Both the Labour Party and SNP say they will ban zero-hour contracts outright, but with the other parties it is harder to know where you stand.
The Liberal Democrats offer one solution that has already been roundly criticised and described as virtually worthless"> by the TUC – the right to request guaranteed hours. For most zero-hour workers this will be a right in name only, as they have no right to receive guaranteed hours, and may find their hours being "zeroed out" if they make this request.
While the Conservative Party has said nothing in particular about zero-hour contracts, it is likely their response will be based on the result of the Taylor Review, and according to recent BBC reports Taylor will recommend the Right to Request.
The Liberal Democrats also offer a consultation held at a later date to consider whether or not zero-hour workers who do regular hours should have the right to a contract that reflects those hours after a certain period of time.
5: End anti-trade union laws, or continue to restrict trade union rights?
The Labour Party is the only major party to promise that it will repeal the widely criticised Trade Union Act, which has been described as draconian and vindictive anti-trade union legislation and which Wales is currently trying to repeal insofar as it affects Welsh public sector workers. The SNP has also pledged to repeal the Act.

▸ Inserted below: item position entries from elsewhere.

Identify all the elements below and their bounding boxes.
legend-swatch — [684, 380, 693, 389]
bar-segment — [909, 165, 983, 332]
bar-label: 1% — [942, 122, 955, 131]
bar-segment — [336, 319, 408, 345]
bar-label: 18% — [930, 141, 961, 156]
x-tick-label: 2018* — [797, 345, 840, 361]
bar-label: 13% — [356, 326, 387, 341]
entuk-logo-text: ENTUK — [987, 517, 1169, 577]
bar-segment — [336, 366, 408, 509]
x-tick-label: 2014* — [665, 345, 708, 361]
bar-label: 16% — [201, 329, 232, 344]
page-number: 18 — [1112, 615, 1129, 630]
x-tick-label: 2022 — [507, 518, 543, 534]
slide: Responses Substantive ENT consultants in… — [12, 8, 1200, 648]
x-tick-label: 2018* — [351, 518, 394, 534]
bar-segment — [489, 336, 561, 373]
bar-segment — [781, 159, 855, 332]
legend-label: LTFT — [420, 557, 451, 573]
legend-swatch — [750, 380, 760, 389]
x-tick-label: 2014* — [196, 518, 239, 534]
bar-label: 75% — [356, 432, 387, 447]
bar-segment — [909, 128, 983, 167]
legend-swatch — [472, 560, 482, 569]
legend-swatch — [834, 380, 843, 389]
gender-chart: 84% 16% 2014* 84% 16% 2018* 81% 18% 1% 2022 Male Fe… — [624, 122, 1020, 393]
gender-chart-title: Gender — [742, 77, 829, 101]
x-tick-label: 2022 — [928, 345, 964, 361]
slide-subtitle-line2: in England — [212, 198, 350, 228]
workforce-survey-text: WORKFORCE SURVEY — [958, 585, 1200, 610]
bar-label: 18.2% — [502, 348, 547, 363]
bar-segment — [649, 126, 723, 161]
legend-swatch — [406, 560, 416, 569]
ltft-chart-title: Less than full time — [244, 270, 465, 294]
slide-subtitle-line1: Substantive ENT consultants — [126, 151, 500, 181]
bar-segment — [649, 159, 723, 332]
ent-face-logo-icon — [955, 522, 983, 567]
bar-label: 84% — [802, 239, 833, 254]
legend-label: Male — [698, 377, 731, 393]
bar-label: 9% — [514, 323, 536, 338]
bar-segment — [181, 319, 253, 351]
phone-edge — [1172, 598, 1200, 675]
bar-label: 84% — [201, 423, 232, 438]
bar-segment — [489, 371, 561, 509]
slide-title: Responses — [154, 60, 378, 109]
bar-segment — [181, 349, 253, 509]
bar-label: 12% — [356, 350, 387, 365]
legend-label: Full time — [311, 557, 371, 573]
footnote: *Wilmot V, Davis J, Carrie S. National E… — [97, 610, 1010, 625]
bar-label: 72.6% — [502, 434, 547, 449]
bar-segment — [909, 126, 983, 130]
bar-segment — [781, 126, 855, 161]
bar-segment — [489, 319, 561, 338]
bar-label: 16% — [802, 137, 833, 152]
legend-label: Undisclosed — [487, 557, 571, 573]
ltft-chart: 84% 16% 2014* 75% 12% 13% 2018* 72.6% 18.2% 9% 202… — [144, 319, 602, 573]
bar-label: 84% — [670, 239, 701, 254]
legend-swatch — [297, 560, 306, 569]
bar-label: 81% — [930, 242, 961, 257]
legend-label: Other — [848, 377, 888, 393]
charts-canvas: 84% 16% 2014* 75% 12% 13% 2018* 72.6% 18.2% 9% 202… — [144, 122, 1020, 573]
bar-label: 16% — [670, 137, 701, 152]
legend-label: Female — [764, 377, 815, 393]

Among the many restrictions on trade unions introduced through the Act are laws that make it more difficult for workers to call a strike that in some cases will mean that industrial action cannot be taken even if most of the workers who voted on the issue were in support of a strike.
6: A democratic voice for workers, or continued protection of the elite?
The Labour Party manifesto is the only one to offer wide-ranging reform of the employer-worker relationship, and even the government-worker relationship, to ensure that the average person has a voice both at the workplace and at Westminster.
Through the establishment of a Ministry of Labour, the interests of the UK's 31 million workers will be represented in parliament. By the extension of sectoral collective bargaining and other laws that make it easier for workers to join and engage with a union, they will be able to negotiate for fair wages and conditions at work.
Both the Conservative and Liberal Democrat Parties admit that employee engagement is an urgent issue, and it is expected that the Taylor Review will highlight the need to give workers a voice. Indeed, it has been shown time and time again that better engagement leads to higher productivity – something the UK desperately needs at a time our productivity gap with our major G7 competitors is at the widest it has ever been.
However, the Conservatives and Liberal Democrats offer much less to turn this situation around. While the Liberal Democrats promise to put workers' representatives on boards through a German-style two tier system; the Tories don't even go that far, suggesting instead that a non-executive director can act as a conduit for workers' voices.
The problem with these much softer approaches is that without collectively organising, workers find it very difficult to raise their voice in the workplace. There is an inherent imbalance of power in the employer-worker relationship that is corrected when workers pull together. Working as a collective, workers have the leverage they require for a fair negotiation on wages and conditions.